February 25, 2010
(The Mainly about Boats column — Monday, Wednesday, Friday.)
EVERY NOW AND THEN, mostly after a particularly acute attack of conscience, we try to think of something substantial to write that might possibly be of use to our sailboat-loving readers, rather than the pithy nonsense that all too often slithers across these pages. And mostly we fail.
But today we are pleased to be able to offer good solid advice on how to survive a shipwreck far out at sea — something, we fondly imagine, that must occupy a fairly large portion of our readers’ everyday thoughts. The situation we have in mind, one that obviously could occur to any one of us at any time, is that our sailboat has suddenly sunk and stranded us in an open rubber dinghy.

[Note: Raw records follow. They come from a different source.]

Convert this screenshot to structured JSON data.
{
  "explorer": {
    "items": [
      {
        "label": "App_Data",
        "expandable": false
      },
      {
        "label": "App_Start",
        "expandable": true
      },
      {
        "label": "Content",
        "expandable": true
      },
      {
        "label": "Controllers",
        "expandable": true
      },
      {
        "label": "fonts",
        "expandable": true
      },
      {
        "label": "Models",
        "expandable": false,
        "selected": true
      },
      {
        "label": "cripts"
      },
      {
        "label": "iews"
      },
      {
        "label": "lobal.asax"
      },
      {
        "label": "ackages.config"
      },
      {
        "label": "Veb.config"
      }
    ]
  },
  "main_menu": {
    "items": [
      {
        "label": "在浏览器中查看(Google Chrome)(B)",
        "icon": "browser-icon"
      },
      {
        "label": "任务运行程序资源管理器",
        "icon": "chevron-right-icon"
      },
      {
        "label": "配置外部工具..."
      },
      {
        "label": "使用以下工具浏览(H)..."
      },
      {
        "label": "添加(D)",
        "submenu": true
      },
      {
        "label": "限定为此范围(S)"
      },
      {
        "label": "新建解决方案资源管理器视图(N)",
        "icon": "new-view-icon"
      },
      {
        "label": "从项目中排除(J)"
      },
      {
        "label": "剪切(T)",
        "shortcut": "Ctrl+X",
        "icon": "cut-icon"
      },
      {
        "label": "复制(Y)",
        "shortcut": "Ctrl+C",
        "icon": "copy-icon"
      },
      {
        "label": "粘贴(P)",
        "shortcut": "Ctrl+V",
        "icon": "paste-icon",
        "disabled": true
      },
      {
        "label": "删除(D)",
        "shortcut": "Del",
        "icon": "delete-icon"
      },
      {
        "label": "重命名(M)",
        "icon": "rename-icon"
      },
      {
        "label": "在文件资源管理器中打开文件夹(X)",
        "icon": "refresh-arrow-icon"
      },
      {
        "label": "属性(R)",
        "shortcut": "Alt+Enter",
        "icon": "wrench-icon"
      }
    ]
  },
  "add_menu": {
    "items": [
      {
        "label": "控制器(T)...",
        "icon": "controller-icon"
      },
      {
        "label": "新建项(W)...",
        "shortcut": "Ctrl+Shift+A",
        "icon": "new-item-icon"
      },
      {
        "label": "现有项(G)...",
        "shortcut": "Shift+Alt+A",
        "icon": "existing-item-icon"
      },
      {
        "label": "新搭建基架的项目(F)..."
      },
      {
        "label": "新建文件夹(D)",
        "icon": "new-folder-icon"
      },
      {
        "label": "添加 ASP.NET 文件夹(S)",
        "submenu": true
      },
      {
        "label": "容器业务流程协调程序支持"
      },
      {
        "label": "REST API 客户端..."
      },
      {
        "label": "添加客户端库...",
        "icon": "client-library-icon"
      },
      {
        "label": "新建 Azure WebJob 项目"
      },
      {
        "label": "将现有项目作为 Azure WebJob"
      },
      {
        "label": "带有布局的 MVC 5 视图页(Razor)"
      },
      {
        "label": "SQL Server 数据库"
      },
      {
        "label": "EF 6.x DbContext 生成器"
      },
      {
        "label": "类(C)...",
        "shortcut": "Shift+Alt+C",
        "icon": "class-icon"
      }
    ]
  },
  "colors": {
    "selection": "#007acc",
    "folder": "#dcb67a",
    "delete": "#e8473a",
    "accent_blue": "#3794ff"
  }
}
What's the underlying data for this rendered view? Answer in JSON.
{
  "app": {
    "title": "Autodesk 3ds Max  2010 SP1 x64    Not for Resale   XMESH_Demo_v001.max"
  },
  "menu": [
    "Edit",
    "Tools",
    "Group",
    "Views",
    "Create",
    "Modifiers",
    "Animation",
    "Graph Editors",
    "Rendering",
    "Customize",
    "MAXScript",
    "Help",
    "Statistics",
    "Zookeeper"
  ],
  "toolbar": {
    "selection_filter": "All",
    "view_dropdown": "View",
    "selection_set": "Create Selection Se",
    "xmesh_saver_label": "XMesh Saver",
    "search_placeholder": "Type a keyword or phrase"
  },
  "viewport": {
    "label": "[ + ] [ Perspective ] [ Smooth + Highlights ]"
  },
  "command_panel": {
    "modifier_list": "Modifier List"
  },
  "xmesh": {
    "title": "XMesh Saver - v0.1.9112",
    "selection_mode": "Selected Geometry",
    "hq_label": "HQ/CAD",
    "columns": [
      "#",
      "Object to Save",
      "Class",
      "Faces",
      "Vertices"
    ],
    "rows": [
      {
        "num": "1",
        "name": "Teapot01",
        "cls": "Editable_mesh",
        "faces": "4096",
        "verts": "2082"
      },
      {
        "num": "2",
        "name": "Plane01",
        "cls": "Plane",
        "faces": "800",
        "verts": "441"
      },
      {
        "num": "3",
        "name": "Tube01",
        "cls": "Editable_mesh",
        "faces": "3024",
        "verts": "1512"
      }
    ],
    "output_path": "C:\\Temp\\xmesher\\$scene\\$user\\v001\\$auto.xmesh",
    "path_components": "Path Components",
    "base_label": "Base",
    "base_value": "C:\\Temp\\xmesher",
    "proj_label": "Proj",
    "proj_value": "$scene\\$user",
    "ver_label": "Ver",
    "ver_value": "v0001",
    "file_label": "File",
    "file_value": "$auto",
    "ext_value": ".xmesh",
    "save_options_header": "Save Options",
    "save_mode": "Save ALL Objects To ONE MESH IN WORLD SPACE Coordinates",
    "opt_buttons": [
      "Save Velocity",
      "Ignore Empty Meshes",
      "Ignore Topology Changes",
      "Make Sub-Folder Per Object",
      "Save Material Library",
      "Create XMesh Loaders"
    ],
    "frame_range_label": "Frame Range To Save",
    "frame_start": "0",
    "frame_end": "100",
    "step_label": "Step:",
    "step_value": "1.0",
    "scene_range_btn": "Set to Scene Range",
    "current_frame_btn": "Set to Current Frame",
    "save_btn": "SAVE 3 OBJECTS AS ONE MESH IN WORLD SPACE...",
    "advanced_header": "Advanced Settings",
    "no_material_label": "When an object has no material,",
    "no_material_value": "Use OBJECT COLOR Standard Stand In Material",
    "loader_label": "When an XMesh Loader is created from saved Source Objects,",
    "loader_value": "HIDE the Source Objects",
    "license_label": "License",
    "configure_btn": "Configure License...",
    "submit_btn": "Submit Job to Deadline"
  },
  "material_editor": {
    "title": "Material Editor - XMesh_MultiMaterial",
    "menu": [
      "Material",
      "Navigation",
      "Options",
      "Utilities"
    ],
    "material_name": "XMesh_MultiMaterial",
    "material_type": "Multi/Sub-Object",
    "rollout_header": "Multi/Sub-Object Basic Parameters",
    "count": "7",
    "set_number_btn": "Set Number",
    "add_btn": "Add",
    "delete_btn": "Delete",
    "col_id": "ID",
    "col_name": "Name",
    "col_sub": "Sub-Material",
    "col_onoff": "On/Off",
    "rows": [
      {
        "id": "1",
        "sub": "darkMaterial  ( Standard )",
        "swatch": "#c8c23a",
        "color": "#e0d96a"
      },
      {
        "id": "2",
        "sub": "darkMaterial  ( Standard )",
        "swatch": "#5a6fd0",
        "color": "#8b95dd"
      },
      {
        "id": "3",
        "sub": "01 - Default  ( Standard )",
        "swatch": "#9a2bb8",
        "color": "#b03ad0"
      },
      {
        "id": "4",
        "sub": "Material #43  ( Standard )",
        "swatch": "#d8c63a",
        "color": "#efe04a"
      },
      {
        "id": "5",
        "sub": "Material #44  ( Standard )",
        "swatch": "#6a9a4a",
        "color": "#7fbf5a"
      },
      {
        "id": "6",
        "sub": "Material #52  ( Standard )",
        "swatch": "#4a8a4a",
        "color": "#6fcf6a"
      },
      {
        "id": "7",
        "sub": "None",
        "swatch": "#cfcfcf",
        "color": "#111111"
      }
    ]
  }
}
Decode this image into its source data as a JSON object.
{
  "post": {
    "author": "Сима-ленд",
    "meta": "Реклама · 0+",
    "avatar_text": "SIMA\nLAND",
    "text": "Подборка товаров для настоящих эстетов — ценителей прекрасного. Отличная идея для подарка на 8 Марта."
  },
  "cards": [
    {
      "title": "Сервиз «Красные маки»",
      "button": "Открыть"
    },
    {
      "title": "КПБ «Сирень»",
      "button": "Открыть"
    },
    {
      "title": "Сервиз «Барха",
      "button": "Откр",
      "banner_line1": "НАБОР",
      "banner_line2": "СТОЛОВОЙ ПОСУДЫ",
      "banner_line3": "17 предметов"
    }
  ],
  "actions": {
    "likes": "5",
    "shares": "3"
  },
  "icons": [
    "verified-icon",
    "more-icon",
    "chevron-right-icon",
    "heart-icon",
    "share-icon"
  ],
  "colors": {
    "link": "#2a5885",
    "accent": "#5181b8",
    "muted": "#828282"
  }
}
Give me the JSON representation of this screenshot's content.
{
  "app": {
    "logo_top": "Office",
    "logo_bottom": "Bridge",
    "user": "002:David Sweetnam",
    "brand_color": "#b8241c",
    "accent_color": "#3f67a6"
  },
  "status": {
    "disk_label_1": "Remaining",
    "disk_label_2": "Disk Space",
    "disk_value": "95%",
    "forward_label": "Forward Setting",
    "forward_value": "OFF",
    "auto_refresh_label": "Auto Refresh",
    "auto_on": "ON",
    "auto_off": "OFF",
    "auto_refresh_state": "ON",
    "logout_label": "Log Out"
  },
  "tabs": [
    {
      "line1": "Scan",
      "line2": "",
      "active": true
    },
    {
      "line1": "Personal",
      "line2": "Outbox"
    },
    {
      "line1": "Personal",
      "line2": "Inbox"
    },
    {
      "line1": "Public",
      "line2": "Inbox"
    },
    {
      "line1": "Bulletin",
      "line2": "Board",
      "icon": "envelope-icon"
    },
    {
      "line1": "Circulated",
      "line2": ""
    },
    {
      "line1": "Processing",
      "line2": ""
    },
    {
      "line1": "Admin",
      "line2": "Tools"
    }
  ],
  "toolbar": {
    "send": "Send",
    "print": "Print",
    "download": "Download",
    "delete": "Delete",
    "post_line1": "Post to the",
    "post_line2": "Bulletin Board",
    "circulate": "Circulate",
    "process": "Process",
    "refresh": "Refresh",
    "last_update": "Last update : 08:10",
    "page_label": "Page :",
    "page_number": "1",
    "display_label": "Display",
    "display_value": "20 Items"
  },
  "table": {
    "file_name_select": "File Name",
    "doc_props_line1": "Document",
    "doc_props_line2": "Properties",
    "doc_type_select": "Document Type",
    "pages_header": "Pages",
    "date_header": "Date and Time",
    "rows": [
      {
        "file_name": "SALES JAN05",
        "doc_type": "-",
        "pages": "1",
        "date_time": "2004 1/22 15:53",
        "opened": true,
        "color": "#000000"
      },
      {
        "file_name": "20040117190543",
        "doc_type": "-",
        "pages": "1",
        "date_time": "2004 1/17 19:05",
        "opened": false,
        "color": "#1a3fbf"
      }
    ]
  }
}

While we are out there, heaving gently in long threatening swells, it behooves us to recall the words of ocean scientist William Beebe. It was in 1927 that he declared: “Shipwrecked men in an open boat, if their lot is cast on waters rich in plankton, need never starve to death.” (In the interests of fending off vicious feminist attacks, we add rather hastily that we have reason to believe that this lucky happenstance applies equally to shipwrecked women as well, should they find themselves stranded in an open boat.)
Plankton is made up of minute forms of animal and plant life, a sort of soggy grey-green-brown sludge. You catch it by dragging a fine sieve behind the boat at night. Don’t try it during the day, because plankton don’t like the hot sun. They sink to avoid sunlight and even strong moonlight.
An old shirt will work quite well for a sieve, since you’re unlikely to have a fine-mesh net handy, and a towing speed of 2 knots or so is about right.
You wouldn’t believe it to look at it, but a large proportion of plankton consists of crabs and other crustaceans, so it makes a rich and nourishing food, even raw. You may recall that the Frenchman Dr. Alain Bombard proved Beebe’s theory in 1952, when he drifted across the Atlantic in a rubber life raft without food or water, existing on fish that he caught, and plankton.
There is one rather important caveat to bear in mind. If the plankton is red it may have an unfortunate side-effect known as death. So don’t mess with the red tide. Otherwise, slurp away sans peur. You’re fine to go.
Fish should smell like the tide. Once they smell like fish, it’s too late. --Oscar Gizelt
Boaters’ Rules of Thumb #19
Boarding ladder. The old rules of etiquette required that important visitors be brought aboard on the starboard side of your boat. You will already be familiar, naturally, with the fact that provisions, fuel, and crew come aboard over the port side.
Does your dog have fleas? Simply rub him with raw alcohol and let him roll in sand.
The fleas get drunk and kill each other throwing rocks.